Rapid Reaction: Coyotes 4, Hawks 0

CHICAGO -- The Chicago Blackhawks were eliminated in the first round of the playoffs for the second time since winning the Stanley Cup as the Phoenix Coyotes earned a 4-0 shutout and 4-2 series win.

How it happened: The Hawks dominated most of the game, but when Phoenix scored first the air in the United Center left the building. The Coyotes broke a scoreless tie with a second-period power play goal by Oliver Ekkman-Larsson after an interference call on Jonathan Toews. Larsson found a lane to shoot with a screen in front of Corey Crawford. Phoenix added three third-period tallies as Gilbert Brule scored a goal from in front of Crawford after the Hawks lost some puck battles in their own zone. Then came a vicious check by Jimmy Hayes to the back of Michal Rozsvial, drawing a five-minute major boarding infraction as well as a game misconduct. Phoenix scored a second power-play goal and then added another one. The Hawks pressured Mike Smith early in the contest, outshooting the Coyotes 39-20 on the night and 28-8 after two periods. That differential was indicative of the scoring chances, at least early on. The Hawks had the majority of them but could not figure out Smith. That is one of the main storylines of the series.
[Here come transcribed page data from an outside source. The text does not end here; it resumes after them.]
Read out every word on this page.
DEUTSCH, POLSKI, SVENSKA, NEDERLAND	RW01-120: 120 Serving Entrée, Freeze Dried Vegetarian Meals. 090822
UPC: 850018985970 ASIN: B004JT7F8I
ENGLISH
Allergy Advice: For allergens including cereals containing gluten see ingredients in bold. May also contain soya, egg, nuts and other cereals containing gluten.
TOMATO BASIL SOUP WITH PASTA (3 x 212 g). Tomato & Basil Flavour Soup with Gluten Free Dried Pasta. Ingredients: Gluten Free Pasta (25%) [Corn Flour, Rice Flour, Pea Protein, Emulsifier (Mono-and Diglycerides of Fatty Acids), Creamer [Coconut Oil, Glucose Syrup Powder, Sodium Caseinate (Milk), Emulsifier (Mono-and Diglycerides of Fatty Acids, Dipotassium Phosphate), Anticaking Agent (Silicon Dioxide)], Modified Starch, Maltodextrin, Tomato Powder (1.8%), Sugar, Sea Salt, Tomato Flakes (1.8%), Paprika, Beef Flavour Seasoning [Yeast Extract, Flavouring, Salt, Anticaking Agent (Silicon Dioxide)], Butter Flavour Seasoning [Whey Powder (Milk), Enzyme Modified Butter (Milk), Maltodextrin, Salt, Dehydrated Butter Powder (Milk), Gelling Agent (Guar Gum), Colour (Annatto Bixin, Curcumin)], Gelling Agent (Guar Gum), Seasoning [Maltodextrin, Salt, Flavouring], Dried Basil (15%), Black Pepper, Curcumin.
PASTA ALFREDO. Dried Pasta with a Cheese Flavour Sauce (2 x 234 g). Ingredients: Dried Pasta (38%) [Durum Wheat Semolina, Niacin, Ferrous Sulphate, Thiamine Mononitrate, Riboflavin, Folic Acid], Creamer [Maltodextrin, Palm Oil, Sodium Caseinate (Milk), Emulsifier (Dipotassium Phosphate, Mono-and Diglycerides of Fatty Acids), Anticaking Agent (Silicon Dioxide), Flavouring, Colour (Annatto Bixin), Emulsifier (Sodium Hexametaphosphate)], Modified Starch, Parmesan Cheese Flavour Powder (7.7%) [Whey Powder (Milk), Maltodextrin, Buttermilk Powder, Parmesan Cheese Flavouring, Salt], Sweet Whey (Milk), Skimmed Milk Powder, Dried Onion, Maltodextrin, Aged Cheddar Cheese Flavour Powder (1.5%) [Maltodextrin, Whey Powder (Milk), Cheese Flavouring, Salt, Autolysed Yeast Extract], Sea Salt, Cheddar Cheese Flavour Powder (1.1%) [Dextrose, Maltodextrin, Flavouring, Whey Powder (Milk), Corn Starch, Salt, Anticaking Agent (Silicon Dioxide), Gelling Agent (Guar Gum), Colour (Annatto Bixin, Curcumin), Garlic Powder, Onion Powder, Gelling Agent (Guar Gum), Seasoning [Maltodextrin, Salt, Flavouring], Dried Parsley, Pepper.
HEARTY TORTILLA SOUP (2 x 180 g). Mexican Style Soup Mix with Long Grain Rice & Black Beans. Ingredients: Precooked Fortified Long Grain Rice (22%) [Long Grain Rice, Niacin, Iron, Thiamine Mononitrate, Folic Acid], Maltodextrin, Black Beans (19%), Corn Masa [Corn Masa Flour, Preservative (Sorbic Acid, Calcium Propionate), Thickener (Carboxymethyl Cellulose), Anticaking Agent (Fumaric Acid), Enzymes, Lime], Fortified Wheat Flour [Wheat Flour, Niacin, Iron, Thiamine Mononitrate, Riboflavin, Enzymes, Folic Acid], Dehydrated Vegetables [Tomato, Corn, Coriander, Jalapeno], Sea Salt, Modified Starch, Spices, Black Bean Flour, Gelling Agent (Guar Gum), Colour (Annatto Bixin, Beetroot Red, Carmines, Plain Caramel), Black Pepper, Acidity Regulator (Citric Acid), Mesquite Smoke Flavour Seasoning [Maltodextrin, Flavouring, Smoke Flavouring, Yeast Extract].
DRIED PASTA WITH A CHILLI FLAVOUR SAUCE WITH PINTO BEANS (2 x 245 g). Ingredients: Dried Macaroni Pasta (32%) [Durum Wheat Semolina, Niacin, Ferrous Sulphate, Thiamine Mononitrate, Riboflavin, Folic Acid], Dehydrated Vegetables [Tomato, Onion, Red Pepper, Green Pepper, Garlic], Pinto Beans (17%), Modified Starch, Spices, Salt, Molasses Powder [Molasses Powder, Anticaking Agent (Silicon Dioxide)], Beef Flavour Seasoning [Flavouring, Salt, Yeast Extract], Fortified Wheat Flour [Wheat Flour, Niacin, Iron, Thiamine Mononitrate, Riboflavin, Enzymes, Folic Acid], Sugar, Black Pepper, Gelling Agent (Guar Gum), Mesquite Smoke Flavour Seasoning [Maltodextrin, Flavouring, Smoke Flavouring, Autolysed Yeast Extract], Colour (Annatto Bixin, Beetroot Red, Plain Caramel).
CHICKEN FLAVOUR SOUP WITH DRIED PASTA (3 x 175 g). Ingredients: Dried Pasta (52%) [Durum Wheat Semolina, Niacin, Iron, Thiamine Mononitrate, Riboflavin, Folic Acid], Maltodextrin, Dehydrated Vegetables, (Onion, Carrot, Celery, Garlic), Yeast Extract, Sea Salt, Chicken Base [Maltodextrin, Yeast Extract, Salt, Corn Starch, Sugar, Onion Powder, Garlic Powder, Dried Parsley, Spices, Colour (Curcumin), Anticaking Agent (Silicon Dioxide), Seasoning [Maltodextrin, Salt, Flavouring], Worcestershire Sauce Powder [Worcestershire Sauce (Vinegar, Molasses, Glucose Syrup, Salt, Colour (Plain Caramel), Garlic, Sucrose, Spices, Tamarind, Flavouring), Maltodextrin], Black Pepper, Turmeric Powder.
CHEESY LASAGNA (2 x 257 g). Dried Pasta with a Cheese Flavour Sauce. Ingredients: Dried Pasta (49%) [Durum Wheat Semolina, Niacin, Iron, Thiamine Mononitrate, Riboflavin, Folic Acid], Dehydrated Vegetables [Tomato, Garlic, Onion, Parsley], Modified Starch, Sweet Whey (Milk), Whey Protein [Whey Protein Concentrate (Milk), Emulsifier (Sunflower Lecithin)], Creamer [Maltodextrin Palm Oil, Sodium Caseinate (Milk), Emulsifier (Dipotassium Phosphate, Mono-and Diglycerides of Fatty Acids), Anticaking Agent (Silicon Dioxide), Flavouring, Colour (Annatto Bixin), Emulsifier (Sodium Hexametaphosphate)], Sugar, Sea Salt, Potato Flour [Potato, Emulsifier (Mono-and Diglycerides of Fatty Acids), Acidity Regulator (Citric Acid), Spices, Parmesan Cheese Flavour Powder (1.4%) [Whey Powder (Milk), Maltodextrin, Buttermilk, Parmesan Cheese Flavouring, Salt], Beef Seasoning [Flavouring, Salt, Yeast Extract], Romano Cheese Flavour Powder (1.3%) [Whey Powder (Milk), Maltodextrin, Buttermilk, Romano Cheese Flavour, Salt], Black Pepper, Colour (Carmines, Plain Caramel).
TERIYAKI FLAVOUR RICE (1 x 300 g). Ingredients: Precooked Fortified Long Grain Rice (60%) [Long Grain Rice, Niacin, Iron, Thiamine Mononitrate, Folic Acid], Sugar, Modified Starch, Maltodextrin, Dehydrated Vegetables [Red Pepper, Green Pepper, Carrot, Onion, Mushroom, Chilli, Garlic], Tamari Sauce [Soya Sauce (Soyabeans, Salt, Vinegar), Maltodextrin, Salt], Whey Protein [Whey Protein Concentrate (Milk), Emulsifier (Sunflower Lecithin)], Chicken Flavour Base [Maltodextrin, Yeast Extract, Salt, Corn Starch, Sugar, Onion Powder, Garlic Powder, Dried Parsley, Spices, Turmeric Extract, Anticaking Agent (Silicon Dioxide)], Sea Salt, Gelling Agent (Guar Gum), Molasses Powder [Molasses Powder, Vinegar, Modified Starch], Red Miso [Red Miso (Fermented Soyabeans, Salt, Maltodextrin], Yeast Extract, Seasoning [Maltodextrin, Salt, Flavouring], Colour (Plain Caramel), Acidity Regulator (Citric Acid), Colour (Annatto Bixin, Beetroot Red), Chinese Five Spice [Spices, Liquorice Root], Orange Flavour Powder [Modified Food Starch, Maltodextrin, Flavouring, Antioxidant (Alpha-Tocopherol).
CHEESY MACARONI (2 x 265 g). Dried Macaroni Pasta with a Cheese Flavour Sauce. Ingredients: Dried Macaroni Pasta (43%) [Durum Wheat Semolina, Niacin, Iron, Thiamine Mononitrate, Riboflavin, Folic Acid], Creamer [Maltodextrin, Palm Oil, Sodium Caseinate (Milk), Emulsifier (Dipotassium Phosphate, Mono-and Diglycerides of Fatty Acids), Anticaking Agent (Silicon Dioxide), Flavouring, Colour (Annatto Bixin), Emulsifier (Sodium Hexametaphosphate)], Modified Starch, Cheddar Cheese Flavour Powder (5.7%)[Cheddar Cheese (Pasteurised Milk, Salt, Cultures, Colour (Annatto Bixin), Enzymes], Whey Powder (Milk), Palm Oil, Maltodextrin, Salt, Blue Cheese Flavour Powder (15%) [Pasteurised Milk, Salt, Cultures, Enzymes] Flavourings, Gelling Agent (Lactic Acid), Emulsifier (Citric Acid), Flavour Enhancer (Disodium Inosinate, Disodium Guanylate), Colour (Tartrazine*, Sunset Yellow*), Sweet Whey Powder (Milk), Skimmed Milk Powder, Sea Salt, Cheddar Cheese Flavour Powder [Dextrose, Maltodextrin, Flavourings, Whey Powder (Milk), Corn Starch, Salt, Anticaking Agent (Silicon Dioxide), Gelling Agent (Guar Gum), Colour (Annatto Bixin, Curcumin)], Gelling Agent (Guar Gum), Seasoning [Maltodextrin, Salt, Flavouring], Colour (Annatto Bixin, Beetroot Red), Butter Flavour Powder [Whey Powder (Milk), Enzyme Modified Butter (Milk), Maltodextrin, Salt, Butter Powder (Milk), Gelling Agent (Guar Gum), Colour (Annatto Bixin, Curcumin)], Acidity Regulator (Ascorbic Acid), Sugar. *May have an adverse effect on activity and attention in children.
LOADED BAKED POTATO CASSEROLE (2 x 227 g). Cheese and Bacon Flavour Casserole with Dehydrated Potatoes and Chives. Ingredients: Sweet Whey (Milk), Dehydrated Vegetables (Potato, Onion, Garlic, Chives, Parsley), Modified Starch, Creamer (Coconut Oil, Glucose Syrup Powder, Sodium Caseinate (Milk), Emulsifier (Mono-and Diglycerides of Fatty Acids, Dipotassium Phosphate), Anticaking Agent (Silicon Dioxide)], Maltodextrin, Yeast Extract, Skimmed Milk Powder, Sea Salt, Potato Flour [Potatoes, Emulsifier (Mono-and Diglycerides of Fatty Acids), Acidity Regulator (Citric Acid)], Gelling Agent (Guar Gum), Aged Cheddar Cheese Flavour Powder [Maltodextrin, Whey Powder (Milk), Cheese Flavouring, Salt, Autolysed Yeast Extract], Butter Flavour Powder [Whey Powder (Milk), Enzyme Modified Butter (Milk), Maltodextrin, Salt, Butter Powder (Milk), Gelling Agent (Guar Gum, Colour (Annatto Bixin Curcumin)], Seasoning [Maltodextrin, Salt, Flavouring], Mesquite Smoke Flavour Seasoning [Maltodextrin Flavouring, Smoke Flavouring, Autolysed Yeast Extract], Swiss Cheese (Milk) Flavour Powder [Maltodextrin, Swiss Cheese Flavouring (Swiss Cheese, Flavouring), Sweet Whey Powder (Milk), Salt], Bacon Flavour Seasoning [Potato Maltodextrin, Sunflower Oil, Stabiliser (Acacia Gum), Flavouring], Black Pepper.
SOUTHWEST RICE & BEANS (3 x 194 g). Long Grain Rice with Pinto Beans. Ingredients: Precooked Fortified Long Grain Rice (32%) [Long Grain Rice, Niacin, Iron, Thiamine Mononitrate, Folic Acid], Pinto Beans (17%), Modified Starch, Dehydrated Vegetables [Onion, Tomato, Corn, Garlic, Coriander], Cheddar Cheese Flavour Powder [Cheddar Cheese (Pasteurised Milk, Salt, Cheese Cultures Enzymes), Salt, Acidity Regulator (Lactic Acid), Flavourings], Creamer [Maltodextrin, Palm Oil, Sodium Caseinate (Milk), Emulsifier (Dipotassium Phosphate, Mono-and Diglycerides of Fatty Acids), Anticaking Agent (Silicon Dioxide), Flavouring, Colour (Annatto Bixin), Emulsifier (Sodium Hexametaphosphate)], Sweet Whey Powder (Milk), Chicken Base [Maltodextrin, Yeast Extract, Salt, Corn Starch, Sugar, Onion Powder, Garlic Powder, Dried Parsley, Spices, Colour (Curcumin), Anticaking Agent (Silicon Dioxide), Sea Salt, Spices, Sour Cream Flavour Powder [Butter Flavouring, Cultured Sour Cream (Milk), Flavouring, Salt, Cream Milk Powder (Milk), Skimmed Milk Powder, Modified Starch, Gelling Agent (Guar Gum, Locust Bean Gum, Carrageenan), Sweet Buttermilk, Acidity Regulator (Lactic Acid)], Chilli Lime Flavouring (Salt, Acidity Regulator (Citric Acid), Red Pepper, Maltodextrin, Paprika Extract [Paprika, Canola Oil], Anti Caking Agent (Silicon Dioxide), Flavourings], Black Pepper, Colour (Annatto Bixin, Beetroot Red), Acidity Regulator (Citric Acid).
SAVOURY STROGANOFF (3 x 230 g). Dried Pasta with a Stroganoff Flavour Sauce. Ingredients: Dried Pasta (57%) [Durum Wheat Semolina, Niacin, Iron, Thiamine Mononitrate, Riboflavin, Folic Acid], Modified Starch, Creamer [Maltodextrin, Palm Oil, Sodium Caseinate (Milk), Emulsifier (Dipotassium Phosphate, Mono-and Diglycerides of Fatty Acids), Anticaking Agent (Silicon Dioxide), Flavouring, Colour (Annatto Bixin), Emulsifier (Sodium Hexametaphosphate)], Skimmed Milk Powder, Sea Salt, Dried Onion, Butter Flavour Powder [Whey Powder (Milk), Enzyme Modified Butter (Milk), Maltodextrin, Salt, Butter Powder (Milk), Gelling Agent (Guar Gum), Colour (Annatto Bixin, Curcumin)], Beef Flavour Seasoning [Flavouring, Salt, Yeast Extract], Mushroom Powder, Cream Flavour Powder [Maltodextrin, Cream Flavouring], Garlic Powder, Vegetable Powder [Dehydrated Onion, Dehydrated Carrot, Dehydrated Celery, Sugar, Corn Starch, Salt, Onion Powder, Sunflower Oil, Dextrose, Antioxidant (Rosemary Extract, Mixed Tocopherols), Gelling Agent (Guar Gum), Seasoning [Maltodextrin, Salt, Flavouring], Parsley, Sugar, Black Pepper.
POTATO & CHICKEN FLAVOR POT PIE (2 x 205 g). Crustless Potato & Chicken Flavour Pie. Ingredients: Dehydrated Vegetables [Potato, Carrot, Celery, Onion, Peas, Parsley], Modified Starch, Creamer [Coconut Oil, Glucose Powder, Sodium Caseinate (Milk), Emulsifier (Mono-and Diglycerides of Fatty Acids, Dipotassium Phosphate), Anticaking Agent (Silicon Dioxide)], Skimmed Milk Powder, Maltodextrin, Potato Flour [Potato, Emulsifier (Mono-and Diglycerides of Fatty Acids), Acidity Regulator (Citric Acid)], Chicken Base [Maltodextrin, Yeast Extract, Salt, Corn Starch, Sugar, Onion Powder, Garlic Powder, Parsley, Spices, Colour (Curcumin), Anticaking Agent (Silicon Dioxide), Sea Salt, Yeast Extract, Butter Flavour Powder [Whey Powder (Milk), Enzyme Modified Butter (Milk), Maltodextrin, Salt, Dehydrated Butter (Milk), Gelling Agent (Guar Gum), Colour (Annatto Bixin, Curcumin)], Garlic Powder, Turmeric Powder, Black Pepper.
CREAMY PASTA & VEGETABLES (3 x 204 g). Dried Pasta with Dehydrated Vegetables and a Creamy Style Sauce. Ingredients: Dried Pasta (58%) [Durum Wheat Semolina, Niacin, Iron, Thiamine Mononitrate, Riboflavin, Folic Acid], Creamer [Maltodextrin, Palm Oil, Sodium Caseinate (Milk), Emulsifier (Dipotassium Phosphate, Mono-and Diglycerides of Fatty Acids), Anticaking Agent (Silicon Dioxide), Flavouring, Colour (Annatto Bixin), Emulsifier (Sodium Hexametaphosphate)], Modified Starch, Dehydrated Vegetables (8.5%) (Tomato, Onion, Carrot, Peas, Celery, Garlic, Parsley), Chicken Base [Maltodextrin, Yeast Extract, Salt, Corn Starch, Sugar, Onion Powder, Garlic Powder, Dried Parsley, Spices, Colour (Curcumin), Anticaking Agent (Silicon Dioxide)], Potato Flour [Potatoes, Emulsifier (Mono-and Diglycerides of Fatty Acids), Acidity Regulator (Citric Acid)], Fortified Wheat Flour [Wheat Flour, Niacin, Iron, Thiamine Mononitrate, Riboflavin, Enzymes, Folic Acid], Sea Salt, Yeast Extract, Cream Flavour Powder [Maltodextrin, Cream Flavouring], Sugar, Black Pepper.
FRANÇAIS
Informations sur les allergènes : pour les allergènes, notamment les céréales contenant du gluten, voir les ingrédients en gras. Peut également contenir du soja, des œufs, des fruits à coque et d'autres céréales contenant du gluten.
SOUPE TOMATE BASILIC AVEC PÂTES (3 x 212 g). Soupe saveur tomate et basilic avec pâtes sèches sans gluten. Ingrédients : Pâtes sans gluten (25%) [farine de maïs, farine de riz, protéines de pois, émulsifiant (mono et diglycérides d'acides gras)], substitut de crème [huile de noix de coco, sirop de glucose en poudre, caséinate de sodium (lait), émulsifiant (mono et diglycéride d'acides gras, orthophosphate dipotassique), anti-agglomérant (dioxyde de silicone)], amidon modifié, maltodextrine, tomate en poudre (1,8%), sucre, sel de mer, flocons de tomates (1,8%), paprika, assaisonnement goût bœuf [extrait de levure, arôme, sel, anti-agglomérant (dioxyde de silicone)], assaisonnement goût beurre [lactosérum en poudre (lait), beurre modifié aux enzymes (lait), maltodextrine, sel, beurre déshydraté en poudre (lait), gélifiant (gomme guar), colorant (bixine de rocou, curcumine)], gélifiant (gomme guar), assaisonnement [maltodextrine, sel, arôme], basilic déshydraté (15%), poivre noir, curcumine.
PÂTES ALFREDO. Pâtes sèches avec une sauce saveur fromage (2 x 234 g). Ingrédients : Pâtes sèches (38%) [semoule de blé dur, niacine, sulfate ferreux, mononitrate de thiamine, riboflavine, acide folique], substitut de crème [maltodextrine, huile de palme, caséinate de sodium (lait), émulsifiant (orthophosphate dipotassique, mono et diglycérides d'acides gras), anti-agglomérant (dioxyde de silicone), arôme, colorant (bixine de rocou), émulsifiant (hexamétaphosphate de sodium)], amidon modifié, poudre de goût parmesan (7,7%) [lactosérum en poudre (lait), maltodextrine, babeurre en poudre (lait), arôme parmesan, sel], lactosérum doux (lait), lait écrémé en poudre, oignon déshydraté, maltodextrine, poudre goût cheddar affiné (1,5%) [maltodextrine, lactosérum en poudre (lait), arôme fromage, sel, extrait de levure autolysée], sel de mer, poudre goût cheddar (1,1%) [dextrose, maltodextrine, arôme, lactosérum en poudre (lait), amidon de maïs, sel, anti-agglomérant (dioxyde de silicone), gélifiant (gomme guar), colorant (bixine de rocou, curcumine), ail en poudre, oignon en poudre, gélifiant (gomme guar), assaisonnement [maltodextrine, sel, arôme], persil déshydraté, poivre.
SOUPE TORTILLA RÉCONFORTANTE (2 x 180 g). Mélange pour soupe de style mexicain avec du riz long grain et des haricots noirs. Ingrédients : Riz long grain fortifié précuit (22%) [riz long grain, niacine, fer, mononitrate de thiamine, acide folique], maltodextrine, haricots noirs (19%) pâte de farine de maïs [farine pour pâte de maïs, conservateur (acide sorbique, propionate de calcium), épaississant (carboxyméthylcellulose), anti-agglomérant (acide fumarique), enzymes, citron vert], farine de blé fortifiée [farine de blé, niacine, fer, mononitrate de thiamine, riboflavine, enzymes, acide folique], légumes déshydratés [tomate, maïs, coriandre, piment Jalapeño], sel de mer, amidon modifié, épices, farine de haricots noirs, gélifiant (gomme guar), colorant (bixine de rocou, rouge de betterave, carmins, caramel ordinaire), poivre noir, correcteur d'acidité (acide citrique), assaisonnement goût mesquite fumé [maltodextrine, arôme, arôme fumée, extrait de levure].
What it means: It means the Hawks wasted a good chance to move on to the second round. The Hawks have more talent on the roster -- except in goal. Yes, Smith helped steal this game, but if the Hawks had inundated him this way for the previous five they may not have been facing elimination. Joel Quenneville did a good job balancing out the lines to provide pressure from the start, but once again the Hawks' special teams let them down. It was a season-long issue and nothing changed in this series. The power-play goal from Larsson came with a screen in front and a missed chance at a shot block near the point. Again, both issues on the penalty kill have been season-long problems. Their power play chances were just as ineffective, going 1-for-19 in the series.

What's next: An offseason of change is likely and one question will certainly surround the core players. Could one be moved? Should one be moved? And who will take the fall among the coaches for a second consecutive first-round flameout? Both special teams units and the Hawks' goaltending were below par. That stuff usually falls on the assistants. And general manager Stan Bowman will be under the microscope as well.